BPL: Broadband Over Powerlines
Those old DSL and cable networks ran Internet through copper or other metal wires—so why not the metal wire of a power line? Anywhere where someone might be wanting Internet access, there will be a corresponding power grid to supply the local populace. No new wires needed, no new infrastructure, just taking advantage of the old. This is known as BPL, Broadband over Powerline.
However, as promising as an idea as it might sound, there are a few problems with BPL connections, if ones that are all perfectly possible to fix.
The first, and most pressing, is the problem of the transformers. The transformer will block any data transmission, requiring a repeater to be placed on the transformer to continue the transmission. This is more of a problem in power grids like that of the United States, where there is typically one transformer per house, translating into an extremely expensive overhaul. In more European style power grids, typically a single transformer powers ten, twenty, a hundred houses, making it far more cost effective to install the transformer.
Another problem is with the frequencies that must be used in BPL. The frequencies that are optimum for transmitting data, that is, the frequencies that suffer the least interference in such a noisy environment, happen to be the ones that are licensed for both amateur radio and international. You can imagine some of the outcry. Power lines are unshielded, meaning that unwanted signals can be picked up and interfere with each other. Shielding the powerlines is the obvious solution, though that would require a massive, and very expensive, overhaul of the current power grid.
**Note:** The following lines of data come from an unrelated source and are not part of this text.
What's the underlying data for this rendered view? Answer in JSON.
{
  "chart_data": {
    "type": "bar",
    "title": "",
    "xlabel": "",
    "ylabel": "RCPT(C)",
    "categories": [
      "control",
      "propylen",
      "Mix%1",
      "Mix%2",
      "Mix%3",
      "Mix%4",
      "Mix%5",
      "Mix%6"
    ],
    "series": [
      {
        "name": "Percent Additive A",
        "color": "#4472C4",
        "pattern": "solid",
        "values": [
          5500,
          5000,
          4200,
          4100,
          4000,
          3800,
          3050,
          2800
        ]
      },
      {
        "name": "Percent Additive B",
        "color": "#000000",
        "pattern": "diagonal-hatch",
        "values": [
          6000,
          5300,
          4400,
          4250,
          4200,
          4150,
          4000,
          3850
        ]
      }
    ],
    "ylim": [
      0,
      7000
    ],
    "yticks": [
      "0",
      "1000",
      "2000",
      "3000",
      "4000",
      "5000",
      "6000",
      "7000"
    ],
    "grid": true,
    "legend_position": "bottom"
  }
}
This technology also has potential to be used to connect individual computers on a home network, not just to the greater portion of the Internet. Imagine the convenience without having dedicated cords or a dodgy wireless signal to deal with. Anything and everything on a single network, connected via the same outlet that powers them.
To many, BPL has enough advantages over old DSL and cable wired connections that they are beginning to replace them. The buzz is out, BPL standards have been set, and the technology is already beginning to be implemented in fits and starts. Be ready to start seeing this technology widely available for your wired networks in the near future.